Stringfield continues to work in television, appearing on Law & Order, Curb Your Enthusiasm, Shark, CSI, Under the Dome, and other shows, as well as working as the voice of Eyeleen on Blue's Clues. In 2016, she joined the cast of Criminal Minds: Beyond Borders.

Noah Wyle

Noah Wyle was 23 years old when he joined the cast of ER as Dr. John Carter, the anxiety-ridden medical student, whom he played from the beginning of the series until he exited in season 11. Since leaving the show, Wyle has starred in TNT's Falling Skies and The Librarians, and is the artistic producer of The Blank Theater in Los Angeles.

In 2012, Wyle was arrested with members of the group ADAPT in Washington D.C. while protesting proposed cuts to Medicaid. Wyle told People that when he explained his arrest to his son, Owen, he was granted the then 9-year-old's approval. "He just jumped in and said, 'I think you did the right thing, Dad.'"

Wyle married actress Sara Wells in 2014, and their first child, Frances, was born in 2015. Wyle has two children from his previous marriage to Tracy Warbin, Auden and Owen.

Most recently, he appeared on an episode of TLC's Who Do You Think You Are?, investigating his ancestor's involvement in the Civil War.

Anthony Edwards

Edwards' character, Dr. Mark Greene, died from a brain tumor in season 9, but was (sort of) reincarnated via flashbacks for the show's last season. Since then, he's played a detective hunting the Zodiac Killer in David Fincher's Zodiac, and a skeptic publisher in the short lived Zero Hour, and in the midst of all this, began training for his pilot's license. In 2010, Edwards appeared opposite Uma Thurman in Motherhood, a film about a woman struggling to move forward in her career thanks to the confines of her domestic life — a filmed that completely bombed in the box offices.

In 2016, Edwards reunited with former ER cast member Mariska Hargitay (she played Cynthia Hooper, a desk clerk who had a brief tryst with Dr. Greene) for an episode of Law & Order: SVU.

Eriq La Salle

La Salle played Dr. Peter Benton from Seasons 1-8, then, like many of his cast mates, returned briefly during the show's last season, when he also directed an episode. In addition to recurring roles on 24, A Gifted Man, How to Make It in America, and Under the Dome, La Salle has become a noted director, writer, and producer on shows such as Lucifer, Law & Order: SVU, and Murder in the First, among others. You can also catch him the latest installation of the Wolverine series, Logan.
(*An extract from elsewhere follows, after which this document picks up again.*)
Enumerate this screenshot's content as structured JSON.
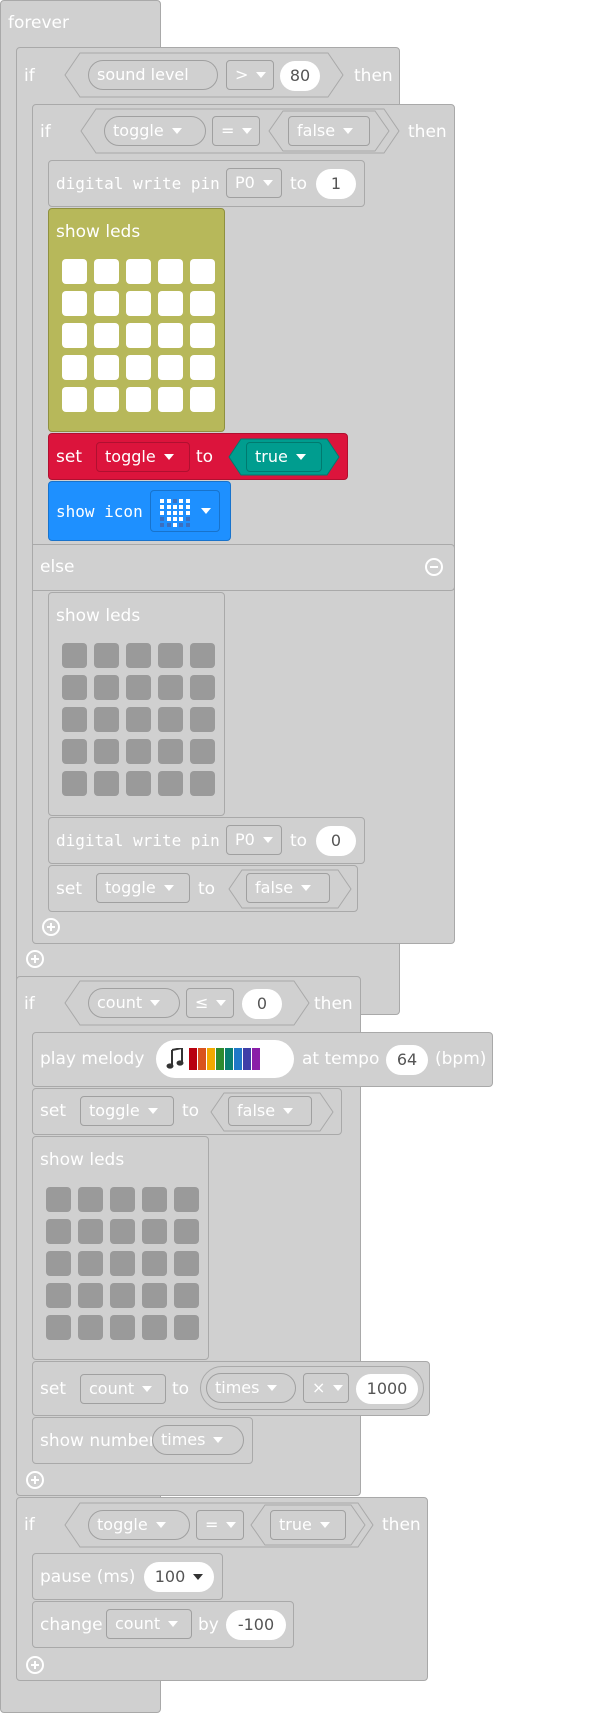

When he's not busy making TV shows and movies, La Salle is penning novels. Fans can read his novels, Laws of Wrath, Laws of Innocence, and Laws of Depravity to see another side of him.

Julianna Margulies

Margulies played nurse Carol Hathaway on ER for six seasons, leaving in 2000. She was the only cast member to win an Emmy for her role on the show (Best Supporting Actress in a Television Drama). Like other cast members, she returned to ER briefly during the show's final season. Margulies worked steadily after her departure from ER, on Scrubs, and The Sopranos, as well on stage, before taking the role of Alicia Florrick on CBS's The Good Wife, for which she won Emmys for Outstanding Lead Actress in a Drama Series in 2011 and 2014. "I'll always do television—television celebrates women," said Margulies, in an interview with W in 2010. "It's where the best, richest roles for women are, period."

She also spends time backing causes she believes in. Margulies appeared in a PSA for Erin's Law, which requires public schools to implement a child sexual abuse prevention curriculum.

Immediately after The Good Wife wrapped in 2016, Margulies came down with chicken pox. She told CNN: "I felt like, sort of my body having to shut down and shed seven years of great hard work and start anew. I really took it that way." The illness caused the actress to miss an event for the release of her children's book, Three Magic Balloons, based on a story her father told her during her own childhood.